In CONSCIOUS-1, clazosentan use was associated with lung complications (including pulmonary edema, acute respiratory distress syndrome, pleural effusion, and pneumonia), anemia and hypotension. The occurrence of lung complications was associated with positive fluid balance. Kramer and Fletcher [33] conducted a meta-analysis of clinical trials of endothelin antagonists for aSAH and concluded that they reduce angiographic vasospasm and DIND, but on current evidence have no effect on outcome, which is possibly partly explained by the increased incidence of hypotension and pulmonary complications. This adverse event profile highlighted the importance of careful attention to fluid, and monitoring to detect early lung complications and blood pressure changes. CONSCIOUS-2 and CONSCIOUS-3 therefore use patient management guidelines to provide a consistent and standardized level of care across all study sites. The guidelines are consistent with those recommended by the Stroke Council of the American Heart Association [7] and focus on maintaining a euvolemic state, avoiding fluid overload, and treating DIND primarily with induced hypertension. There are also specific recommendations for prevention, detection, and management of lung complications, monitoring of rescue therapy, and general patient care. On the basis of these guidelines, CONSCIOUS-3 includes an additional assessment of the 15 mg dose, allowing investigators to explore whether there is a greater efficacy/safety ratio for coiled patients than the 5 mg/h dose assessed in CONSCIOUS-2.

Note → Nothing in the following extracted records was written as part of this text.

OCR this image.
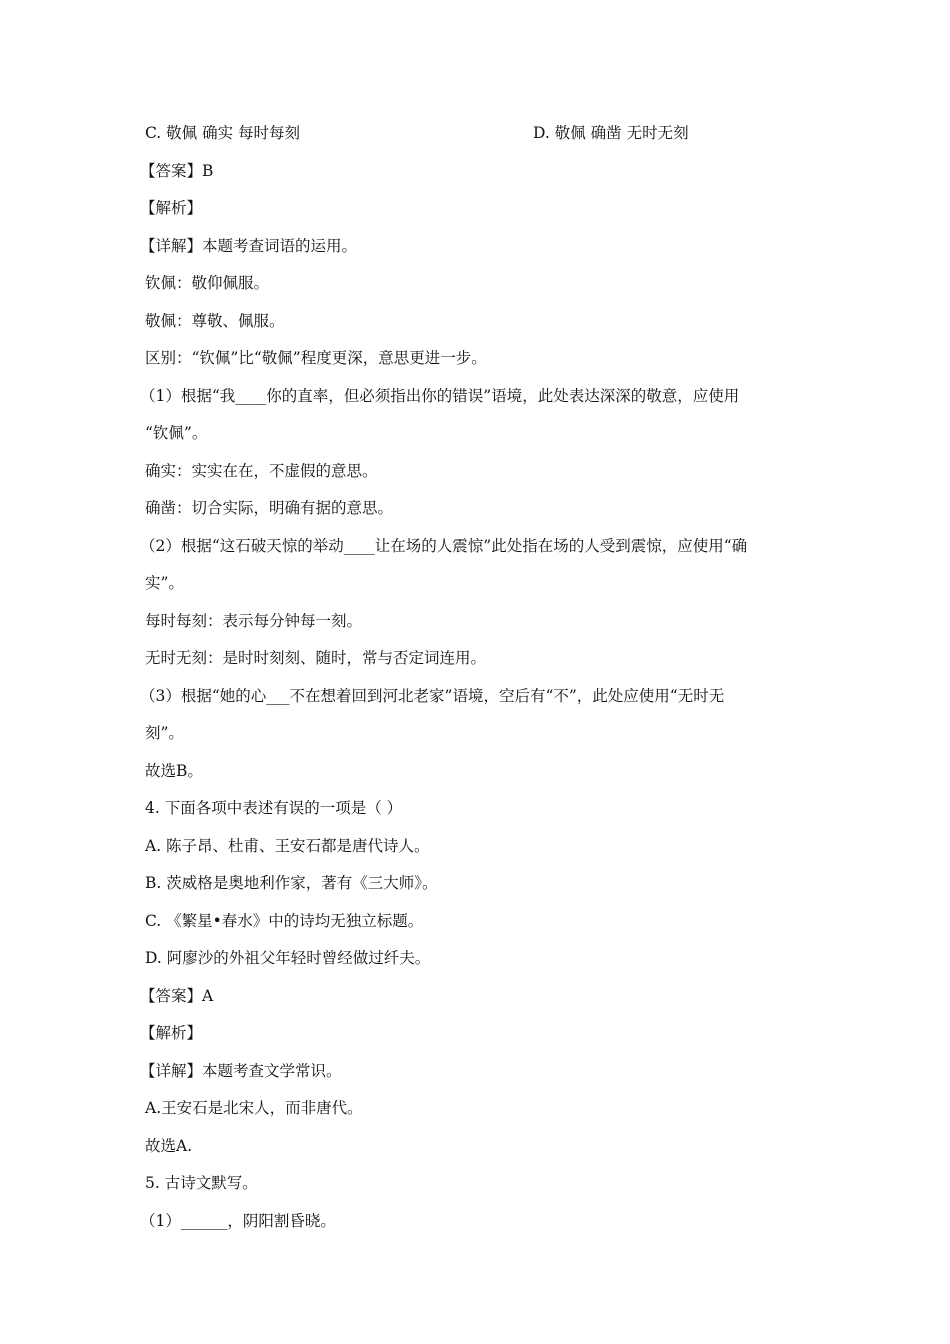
C. 敬佩 确实 每时每刻	D. 敬佩 确凿 无时无刻
【答案】B
【解析】
【详解】本题考查词语的运用。
钦佩：敬仰佩服。
敬佩：尊敬、佩服。
区别：“钦佩”比“敬佩”程度更深，意思更进一步。
（1）根据“我____你的直率，但必须指出你的错误”语境，此处表达深深的敬意，应使用
“钦佩”。
确实：实实在在，不虚假的意思。
确凿：切合实际，明确有据的意思。
（2）根据“这石破天惊的举动____让在场的人震惊”此处指在场的人受到震惊，应使用“确
实”。
每时每刻：表示每分钟每一刻。
无时无刻：是时时刻刻、随时，常与否定词连用。
（3）根据“她的心___不在想着回到河北老家”语境，空后有“不”，此处应使用“无时无
刻”。
故选B。
4. 下面各项中表述有误的一项是（ ）
A. 陈子昂、杜甫、王安石都是唐代诗人。
B. 茨威格是奥地利作家，著有《三大师》。
C. 《繁星•春水》中的诗均无独立标题。
D. 阿廖沙的外祖父年轻时曾经做过纤夫。
【答案】A
【解析】
【详解】本题考查文学常识。
A.王安石是北宋人，而非唐代。
故选A.
5. 古诗文默写。
（1）______，阴阳割昏晓。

Statistical Considerations and Analysis

The incidence of vasospasm-related morbidity and all-cause mortality in placebo patients was initially estimated as 40 and 35% in CONSCIOUS-2 and CONSCIOUS-3, respectively, based on CONSCIOUS-1 data. The placebo event rate was subsequently amended to 30% in CONSCIOUS-2 based on the observed blinded overall (placebo and clazosentan patients pooled) event rate in CONSCIOUS-2. The estimation of the placebo event rate in CONSCIOUS-3 may be amended and sample size revised in the future based on the real observed placebo event rate in CONSCIOUS-2. The sample size estimates of both studies were based on a relative risk reduction of 30% for the primary endpoint. The treatment effect will be tested by means of logistic regression adjusting for WFNS (I, II, >II). The Wald chi-square test will be used to determine the treatment effect. The primary analysis will be performed on the all-treated patient set. Dichotomous variables will be described using incidence and relative risk reduction of the active group(s) relative to placebo, with corresponding 95% confidence intervals. GOSE will be categorized into poor outcome (score ≤ 4) and good outcome (score > 4) and analyzed using the same statistical methods as for the primary endpoint. In both studies, the association between GOSE (dichotomized) and categorized total infarct volume, the presence or the absence of new cerebral infarcts due to vasospasm, as well as GOSE (dichotomized) and DIND (presence, absence) will be explored by means of chi-square statistics. Comparability of baseline demographics within each study will be considered on the basis of descriptive statistics, with relevant past or present concomitant diseases coded using MedDRA™.

Conclusion

New strategies for vasospasm prevention are needed to improve outcome after aSAH. CONSCIOUS-2 and CONSCIOUS-3 are large, multinational studies to investigate the efficacy and safety of clazosentan, an endothelin receptor antagonist, in the prevention of vasospasm-related adverse outcome after aSAH. The designs of these studies were based on experience from CONSCIOUS-1 (Table 3). When designing these studies, key considerations were: selection of primary endpoint; drug dose; possible differences in incidence of angiographic vasospasm in patients undergoing clipping or coiling; minimizing inclusion of patients unlikely to benefit from drug treatment; assessment of the radiology and clinical endpoints; and avoiding medical complications of treatment. These studies recruit a well-defined population enriched for risk of vasospasm and use a centralized critical events committee to ensure consistency in data interpretation. It is hoped that these trials will facilitate a move toward more uniform and evidence-based management after aSAH.